Transplanted human sweat gland stroma-derived nestin+ cells (nestin+-SGSCs) promote wound reepithelialisation and proliferation of newly generated inner epithelial tongue. a Macroscopic pictures of human adult skin punch-within-a-punch biopsies of test individual #2 at different time points. At day 0, in vitro-enriched nestin+-SGSCs suspension (yellow arrow) was applied within the inner punch of skin fragment (control group: without nestin+-SGSCs; additional controls: see Fig. S3). After 6 days, a thin white-colored layer (opaque) formed. b The opaque reepithelialisation area of the inner punch was also visible in the skin fragments of test individual #3 at day 6. (Yellow dotted lines represent the inner wound edges covering the central wound bed, yellow lines mark the reepithelialisation border, yellow diagonal lines represent the area of reepithelialisation which was measured.). c The opaque areas in the wounded skin fragments of test individual #2 and #3 were measured and quantified (pixel analysis). Number of independent experiments: n = 2 patients (in total, 4 skin punches were analyzed per test/control group, derived from two distinct individuals). d Hematoxylin and eosin histochemistry: overview of wounded human skin fragments with or without transplanted nestin+-SGSCs at day 6 (yellow dotted lines: area of the inner epithelial tongue, blue lines: length of the inner epithelial tongue). e Quantitative analysis of the area and length of the newly generated inner epithelial tongue of skin punch biopsies. f Immunofluorescence of Ki67+ (red; proliferation) /TUNEL+ (green; apoptosis) cells in the newly formed inner epithelial tongue at day 6. Ki67 + or TUNEL + cells were counted in the basal cells layer and three or four suprabasal cell layers within the newly formed inner epithelial tongue (yellow dotted lines encircle the reference area) and divided by the number of total cell nuclei (DAPI+) in the reference area.
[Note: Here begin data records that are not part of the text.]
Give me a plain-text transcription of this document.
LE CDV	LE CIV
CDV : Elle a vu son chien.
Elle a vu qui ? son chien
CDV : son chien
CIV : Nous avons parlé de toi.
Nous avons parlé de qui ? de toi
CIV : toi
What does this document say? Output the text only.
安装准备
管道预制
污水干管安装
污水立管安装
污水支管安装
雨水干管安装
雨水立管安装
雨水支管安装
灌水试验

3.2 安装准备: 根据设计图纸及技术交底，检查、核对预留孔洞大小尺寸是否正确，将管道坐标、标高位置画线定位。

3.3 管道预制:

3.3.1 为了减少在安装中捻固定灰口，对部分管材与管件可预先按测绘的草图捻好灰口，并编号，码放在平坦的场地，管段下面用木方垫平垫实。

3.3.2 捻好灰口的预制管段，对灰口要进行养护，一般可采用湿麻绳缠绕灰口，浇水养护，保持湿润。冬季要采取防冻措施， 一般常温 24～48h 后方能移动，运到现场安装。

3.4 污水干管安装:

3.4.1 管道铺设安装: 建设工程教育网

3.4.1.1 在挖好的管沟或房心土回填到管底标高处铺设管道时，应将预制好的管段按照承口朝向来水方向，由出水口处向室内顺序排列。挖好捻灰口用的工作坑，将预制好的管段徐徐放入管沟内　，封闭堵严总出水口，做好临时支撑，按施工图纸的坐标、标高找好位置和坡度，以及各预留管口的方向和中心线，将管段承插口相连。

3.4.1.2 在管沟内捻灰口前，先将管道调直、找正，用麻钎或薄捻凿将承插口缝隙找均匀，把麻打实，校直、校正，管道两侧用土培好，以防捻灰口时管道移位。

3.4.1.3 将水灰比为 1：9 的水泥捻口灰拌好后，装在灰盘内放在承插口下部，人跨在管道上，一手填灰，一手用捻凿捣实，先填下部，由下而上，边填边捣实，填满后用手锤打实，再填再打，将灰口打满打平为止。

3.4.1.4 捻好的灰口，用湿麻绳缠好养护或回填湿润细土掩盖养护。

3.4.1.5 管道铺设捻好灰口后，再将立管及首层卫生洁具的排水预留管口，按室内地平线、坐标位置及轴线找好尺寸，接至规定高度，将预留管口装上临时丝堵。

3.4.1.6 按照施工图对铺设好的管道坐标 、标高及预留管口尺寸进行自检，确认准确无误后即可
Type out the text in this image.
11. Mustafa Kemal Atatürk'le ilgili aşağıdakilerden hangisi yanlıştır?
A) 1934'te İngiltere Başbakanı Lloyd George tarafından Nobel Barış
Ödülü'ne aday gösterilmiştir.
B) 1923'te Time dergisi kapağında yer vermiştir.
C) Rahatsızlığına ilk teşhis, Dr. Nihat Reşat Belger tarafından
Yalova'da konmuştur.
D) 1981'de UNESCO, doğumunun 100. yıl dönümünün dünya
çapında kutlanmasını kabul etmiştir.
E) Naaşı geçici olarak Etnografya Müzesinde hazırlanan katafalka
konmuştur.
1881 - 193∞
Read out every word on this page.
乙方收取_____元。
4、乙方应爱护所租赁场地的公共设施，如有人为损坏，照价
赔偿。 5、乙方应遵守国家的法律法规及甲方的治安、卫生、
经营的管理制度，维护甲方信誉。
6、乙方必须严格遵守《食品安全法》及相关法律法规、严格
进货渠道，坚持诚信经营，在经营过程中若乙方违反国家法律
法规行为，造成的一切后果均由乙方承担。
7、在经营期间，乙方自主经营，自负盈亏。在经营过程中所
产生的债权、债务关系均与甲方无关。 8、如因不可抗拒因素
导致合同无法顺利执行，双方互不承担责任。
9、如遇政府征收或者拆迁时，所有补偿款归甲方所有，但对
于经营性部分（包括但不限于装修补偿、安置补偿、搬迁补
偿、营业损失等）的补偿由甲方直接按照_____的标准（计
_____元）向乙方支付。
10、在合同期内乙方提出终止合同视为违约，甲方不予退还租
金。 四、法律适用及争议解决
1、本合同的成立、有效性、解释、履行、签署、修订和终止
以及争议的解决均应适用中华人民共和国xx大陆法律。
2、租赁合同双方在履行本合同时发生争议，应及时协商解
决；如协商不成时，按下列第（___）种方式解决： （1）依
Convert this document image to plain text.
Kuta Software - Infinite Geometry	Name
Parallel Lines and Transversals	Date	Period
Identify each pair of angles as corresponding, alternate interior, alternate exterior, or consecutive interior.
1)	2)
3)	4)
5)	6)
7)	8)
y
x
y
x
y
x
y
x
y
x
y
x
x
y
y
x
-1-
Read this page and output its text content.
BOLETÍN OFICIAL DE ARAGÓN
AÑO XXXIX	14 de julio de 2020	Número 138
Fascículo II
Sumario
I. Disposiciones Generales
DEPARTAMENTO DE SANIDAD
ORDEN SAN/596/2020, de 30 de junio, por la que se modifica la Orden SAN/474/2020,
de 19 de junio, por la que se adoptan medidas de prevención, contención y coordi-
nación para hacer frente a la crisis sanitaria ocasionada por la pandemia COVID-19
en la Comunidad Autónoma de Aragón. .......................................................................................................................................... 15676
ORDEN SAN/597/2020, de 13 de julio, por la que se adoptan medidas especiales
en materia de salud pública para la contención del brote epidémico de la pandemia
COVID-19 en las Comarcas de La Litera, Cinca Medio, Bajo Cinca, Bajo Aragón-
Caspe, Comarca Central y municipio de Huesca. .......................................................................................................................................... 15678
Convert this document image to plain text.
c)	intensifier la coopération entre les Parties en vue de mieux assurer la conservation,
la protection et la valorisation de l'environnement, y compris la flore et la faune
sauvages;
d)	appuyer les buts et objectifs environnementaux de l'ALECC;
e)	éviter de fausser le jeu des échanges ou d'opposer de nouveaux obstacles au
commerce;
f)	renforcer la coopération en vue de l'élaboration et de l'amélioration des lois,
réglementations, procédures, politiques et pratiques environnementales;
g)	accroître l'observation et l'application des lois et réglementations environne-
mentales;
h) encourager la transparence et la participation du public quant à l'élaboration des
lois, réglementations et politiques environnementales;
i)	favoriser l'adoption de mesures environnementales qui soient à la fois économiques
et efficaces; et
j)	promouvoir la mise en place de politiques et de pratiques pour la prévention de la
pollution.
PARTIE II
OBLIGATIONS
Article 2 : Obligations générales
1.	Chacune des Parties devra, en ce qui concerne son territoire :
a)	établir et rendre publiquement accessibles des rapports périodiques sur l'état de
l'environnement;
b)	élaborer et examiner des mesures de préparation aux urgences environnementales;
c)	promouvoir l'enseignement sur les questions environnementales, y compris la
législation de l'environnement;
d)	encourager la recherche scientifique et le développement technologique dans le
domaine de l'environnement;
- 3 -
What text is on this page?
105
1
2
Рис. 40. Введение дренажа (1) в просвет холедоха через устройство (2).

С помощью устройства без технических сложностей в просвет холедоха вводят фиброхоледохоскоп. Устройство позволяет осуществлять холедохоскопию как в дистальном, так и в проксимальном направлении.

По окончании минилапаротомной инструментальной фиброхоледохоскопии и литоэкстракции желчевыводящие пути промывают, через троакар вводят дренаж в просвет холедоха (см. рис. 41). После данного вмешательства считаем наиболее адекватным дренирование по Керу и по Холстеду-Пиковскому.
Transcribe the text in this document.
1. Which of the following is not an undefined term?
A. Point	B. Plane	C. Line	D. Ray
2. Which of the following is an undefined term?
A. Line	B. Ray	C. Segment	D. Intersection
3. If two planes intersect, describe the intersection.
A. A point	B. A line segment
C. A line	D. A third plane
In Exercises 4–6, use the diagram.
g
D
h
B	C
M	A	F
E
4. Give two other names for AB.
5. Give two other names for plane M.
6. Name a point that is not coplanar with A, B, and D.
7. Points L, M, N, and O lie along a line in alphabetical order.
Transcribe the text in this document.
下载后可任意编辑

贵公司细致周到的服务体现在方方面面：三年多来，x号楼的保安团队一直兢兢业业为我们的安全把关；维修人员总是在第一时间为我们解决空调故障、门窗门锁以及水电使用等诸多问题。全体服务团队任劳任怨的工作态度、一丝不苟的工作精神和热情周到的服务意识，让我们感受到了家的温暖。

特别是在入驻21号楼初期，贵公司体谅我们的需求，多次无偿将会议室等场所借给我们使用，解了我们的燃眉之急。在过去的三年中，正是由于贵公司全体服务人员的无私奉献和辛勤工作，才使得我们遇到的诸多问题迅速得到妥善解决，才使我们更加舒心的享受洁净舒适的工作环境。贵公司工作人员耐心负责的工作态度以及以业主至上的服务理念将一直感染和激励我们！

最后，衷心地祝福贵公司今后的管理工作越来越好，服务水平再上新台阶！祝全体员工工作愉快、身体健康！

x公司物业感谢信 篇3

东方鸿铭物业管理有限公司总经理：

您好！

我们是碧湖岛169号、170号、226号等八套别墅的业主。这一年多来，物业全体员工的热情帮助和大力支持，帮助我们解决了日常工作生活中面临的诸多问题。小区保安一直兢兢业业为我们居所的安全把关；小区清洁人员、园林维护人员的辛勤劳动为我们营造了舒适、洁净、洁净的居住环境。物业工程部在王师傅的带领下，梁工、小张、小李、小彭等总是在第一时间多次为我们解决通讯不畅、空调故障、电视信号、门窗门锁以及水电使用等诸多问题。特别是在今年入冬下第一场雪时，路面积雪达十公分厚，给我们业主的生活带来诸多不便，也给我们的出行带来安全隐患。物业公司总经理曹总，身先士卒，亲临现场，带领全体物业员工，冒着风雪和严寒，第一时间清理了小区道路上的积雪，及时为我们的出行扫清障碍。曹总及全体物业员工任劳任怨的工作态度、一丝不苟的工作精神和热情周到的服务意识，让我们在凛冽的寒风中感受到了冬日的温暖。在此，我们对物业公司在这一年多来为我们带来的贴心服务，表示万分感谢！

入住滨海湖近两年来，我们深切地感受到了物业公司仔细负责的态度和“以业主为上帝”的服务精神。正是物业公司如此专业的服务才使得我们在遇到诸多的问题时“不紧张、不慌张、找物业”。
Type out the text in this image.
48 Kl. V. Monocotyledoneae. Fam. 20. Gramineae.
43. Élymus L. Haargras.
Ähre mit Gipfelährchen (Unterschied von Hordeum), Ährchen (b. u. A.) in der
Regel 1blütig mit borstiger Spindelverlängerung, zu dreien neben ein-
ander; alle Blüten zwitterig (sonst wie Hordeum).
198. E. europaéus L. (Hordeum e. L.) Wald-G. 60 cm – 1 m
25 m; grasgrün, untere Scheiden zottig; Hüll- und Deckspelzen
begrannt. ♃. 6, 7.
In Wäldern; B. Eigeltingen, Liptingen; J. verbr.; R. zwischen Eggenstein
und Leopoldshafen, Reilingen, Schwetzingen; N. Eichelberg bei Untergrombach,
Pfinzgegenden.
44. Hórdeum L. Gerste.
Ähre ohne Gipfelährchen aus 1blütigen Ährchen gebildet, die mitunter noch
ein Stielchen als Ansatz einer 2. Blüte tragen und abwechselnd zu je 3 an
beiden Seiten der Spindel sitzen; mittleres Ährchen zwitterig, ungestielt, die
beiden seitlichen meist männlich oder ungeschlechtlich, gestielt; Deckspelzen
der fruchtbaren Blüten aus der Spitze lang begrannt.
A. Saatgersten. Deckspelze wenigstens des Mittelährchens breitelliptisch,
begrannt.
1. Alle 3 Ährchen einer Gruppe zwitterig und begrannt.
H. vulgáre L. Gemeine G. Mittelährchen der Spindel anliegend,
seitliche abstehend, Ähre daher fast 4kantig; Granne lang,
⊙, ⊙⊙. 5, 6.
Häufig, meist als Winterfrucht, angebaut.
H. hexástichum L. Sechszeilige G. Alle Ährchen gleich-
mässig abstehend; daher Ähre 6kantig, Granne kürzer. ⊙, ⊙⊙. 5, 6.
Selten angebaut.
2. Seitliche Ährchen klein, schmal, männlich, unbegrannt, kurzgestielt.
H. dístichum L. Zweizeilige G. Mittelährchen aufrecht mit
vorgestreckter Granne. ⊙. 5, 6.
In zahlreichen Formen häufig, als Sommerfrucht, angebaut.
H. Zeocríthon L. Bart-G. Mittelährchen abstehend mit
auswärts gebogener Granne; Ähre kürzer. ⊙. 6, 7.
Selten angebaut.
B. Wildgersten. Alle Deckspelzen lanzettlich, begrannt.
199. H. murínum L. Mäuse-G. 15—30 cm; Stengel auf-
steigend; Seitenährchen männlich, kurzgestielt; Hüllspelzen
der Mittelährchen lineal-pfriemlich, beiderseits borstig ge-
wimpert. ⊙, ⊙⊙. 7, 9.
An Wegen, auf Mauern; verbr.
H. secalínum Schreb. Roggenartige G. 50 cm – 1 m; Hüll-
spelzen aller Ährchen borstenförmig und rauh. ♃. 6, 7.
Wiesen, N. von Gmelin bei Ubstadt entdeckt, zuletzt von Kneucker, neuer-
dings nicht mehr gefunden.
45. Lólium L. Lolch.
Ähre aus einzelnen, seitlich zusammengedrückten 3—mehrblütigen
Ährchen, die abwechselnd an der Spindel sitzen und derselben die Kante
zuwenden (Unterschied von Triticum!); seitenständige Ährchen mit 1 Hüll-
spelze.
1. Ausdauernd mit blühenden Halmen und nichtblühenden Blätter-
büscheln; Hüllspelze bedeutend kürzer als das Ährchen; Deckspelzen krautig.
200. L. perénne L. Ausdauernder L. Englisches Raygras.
DAPI, 4′-6-diamidino-2-phenylindole; TUNEL, terminal deoxynucleotidyl transferase dUTP nick end labelling. d day. Scale bars = 100 µm. e, f Number of independent experiments: n = 3 patients (in total, 12–15 sections were analyzed per test/control group, derived from three distinct individuals; data were pooled since the results trends in all three independent experiments were comparable). Student t test, mean +/− SEM. *p < 0.05; ***p < 0.001

Control assays, run in parallel, demonstrated that in contrast to transplanted adult human nestin+-SGSCs, neither extracellular matrix components (Matriderm®) nor transplanted human epidermal keratinocytes significantly enhanced human skin reepithelialisation ex vivo (Fig. S3). Keratinocytes were used for comparison given their pivotal role in reepithelialisation and to examine the effects of nestin+-SGSCs on keratinocytes during wound healing. These results are in contrast to the accelerated ex vivo wound healing induced by keratinocytes reported by Moll et al. [13], who had used fetal bovine serum. In contrast, we selected a serum-free system, chosen specifically to avoid any confounding effects resulting from components of serum from a different species. Having found no significant effect of human epidermal keratinocytes on reepithelialisation, subsequent experiments compared only wounded human skin fragments with and without transplantation of nestin+-SGSCs (5 × 104 positive cells per wound bed topically applied in culture medium) over a culture period of 6 days, i.e., controls were treated only with supplemented serum-free medium [11].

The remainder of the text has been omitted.